Ex-ministro da Justiça José Carlos Dias defende a anulação do julgamento de Lula
Referência na área penal, o advogado afirmou em entrevista que “o STF está intimidado pela opinião pública e nunca esteve tão mal quanto agora”
Confira:
Referência no direito penal e na defesa dos direitos humanos, José Carlos Dias acompanha com preocupação os últimos passos do Supremo Tribunal Federal (STF). Prestes a completar 56 anos de experiência na área, o advogado criminalista classifica como um “despautério” a recente liminar do presidente da Corte, Dias Toffoli, que suspendeu as investigações contra o senador Flávio Bolsonaro (PSL-RJ). Em sua opinião, há uma “intimidade absolutamente nociva” entre o ministro e o presidente da República, Jair Bolsonaro.
Para Dias, muitos ministros do STF estão intimidados pela pressão da opinião pública. “O Supremo nunca esteve tão mal quanto agora”, afirma. A Corte foi recentemente alvo de protestos da população. Aos 80 anos de idade, o advogado manifesta inquietação com a perspectiva de se estabelecer o critério religioso para nomeação de ministros, já que Bolsonaro promete escolher um nome “terrivelmente” evangélico para a vaga que será aberta com a aposentadoria do ministro Celso de Mello em novembro de 2020.

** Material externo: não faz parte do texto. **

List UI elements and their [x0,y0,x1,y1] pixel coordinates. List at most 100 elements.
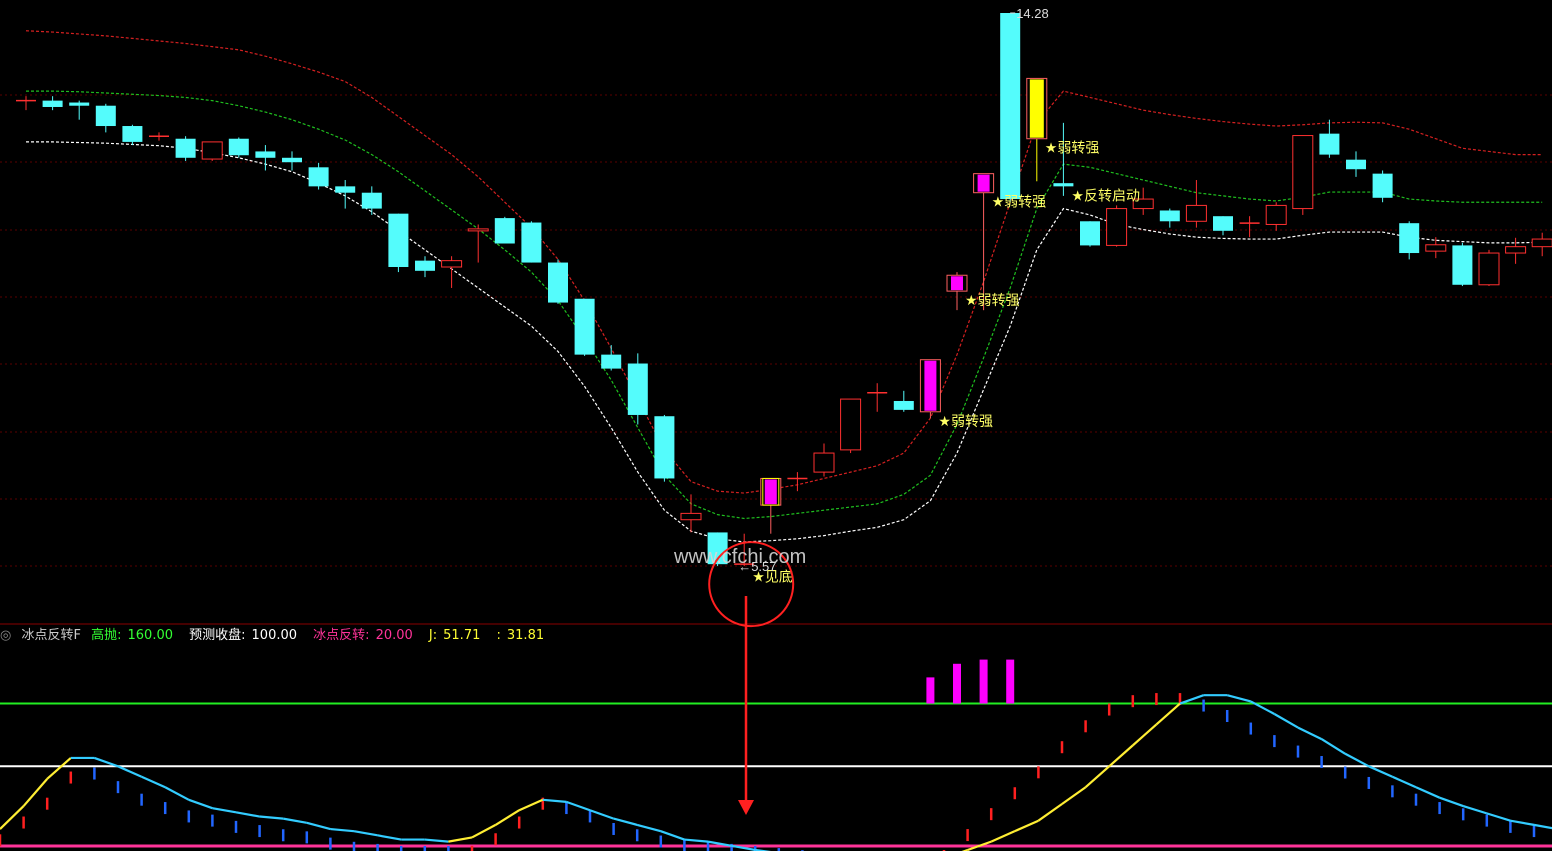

Ministro da Justiça entre 1999 e 2000, no governo Fernando Henrique Cardoso, Dias também não poupou de críticas o atual titular da pasta, Sergio Moro. Além de questionar o pacote anticrime, o advogado coloca em xeque a capacidade do ministro em conduzir a Polícia Federal (PF) em investigações contra integrantes do próprio governo e considera que o legado da Lava-Jato fica prejudicado com as revelações dos diálogos entre procuradores e o ex-juiz. As conversas reveladas pelo site “The Intercept Brasil”, segundo Dias, são “anormais”.
“Não se pode preparar em conjunto os próximos passos de um processo ou de que forma seria conduzido o material probatório. Tem que haver uma distinção e uma compostura entre a atuação do Ministério Público e do magistrado”, diz. Autodeclarado antipetista, o advogado avalia como insuficientes as provas que condenaram o ex-presidente Luiz Inácio Lula da Silva no processo do tríplex e entende que o caso deveria ser declarado nulo diante das “falhas graves” cometidas por Moro e os procuradores.
Depois de declarar na campanha que só Bolsonaro para lhe fazer votar no PT, o ex-ministro reafirmou ao Valor sua contrariedade em relação ao governo federal, a despeito de seu antipetismo. “Não me recordo de um governo tão ruim como este”, afirma. Para Dias, o país vive a ditadura pelo voto e o presidente segue uma escalada autoritária em uma tentativa de testar as instituições e os princípios democráticos. A seguir os principais trechos da entrevista, concedida em seu escritório, no centro da capital paulista.
Valor: Nos últimos tempos, o Supremo tem sido alvo de muita pressão por parte da opinião pública. Como o senhor avalia o papel da Corte diante destas cobranças?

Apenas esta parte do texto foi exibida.